The effectiveness of phenylephrine has been under scrutiny for years. Although the drug was approved for over-the-counter use in the 1970s, its use skyrocketed in 2005 after the government moved pseudoephedrine products, which could be used to make methamphetamine, behind the pharmacy counter. Despite widespread use, concerns over its effectiveness have persisted, and an FDA advisory committee concluded in 2023 that oral phenylephrine does not effectively relieve nasal congestion.

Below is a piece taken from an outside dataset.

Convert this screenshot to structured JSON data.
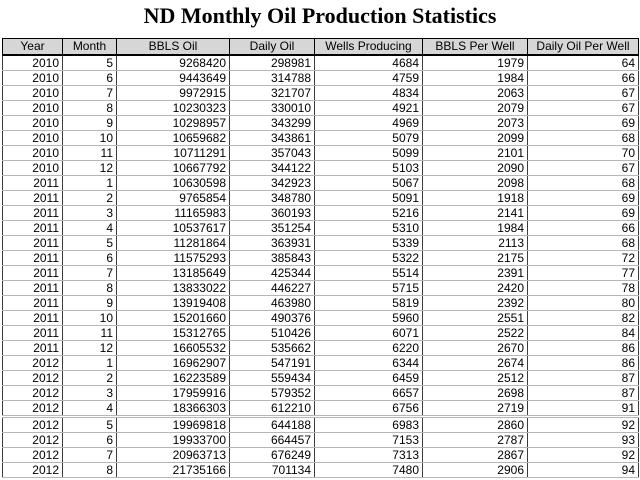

Pharmacies have reacted differently to these findings. CVS, in anticipation of the FDA’s stance, stopped selling products with phenylephrine in 2023 after an FDA advisory committee ruled that the drug was ineffective. Other major pharmacies like Walgreens and Rite Aid continue to sell products containing phenylephrine, pending further regulatory developments. The proposal specifically targets the oral form of phenylephrine, with nasal sprays containing the drug remaining unaffected for now.
If the FDA decides to proceed with removing phenylephrine, manufacturers will have time to reformulate or withdraw products containing it. The drug’s safety has never been a major concern, but its inability to work effectively when taken orally has led to calls for its removal. The public comment period will allow stakeholders, including manufacturers and consumers, to weigh in before any final action is taken.
The Consumer Healthcare Products Association (CHPA), which represents the manufacturers of over-the-counter drugs, has expressed disappointment with the FDA’s move. The CHPA argues that the evidence available does not justify removing phenylephrine and asserts that the drug remains a safe, effective option for consumers. They emphasize the importance of consumer choice in healthcare and believe phenylephrine should remain available as a widely accessible over-the-counter decongestant.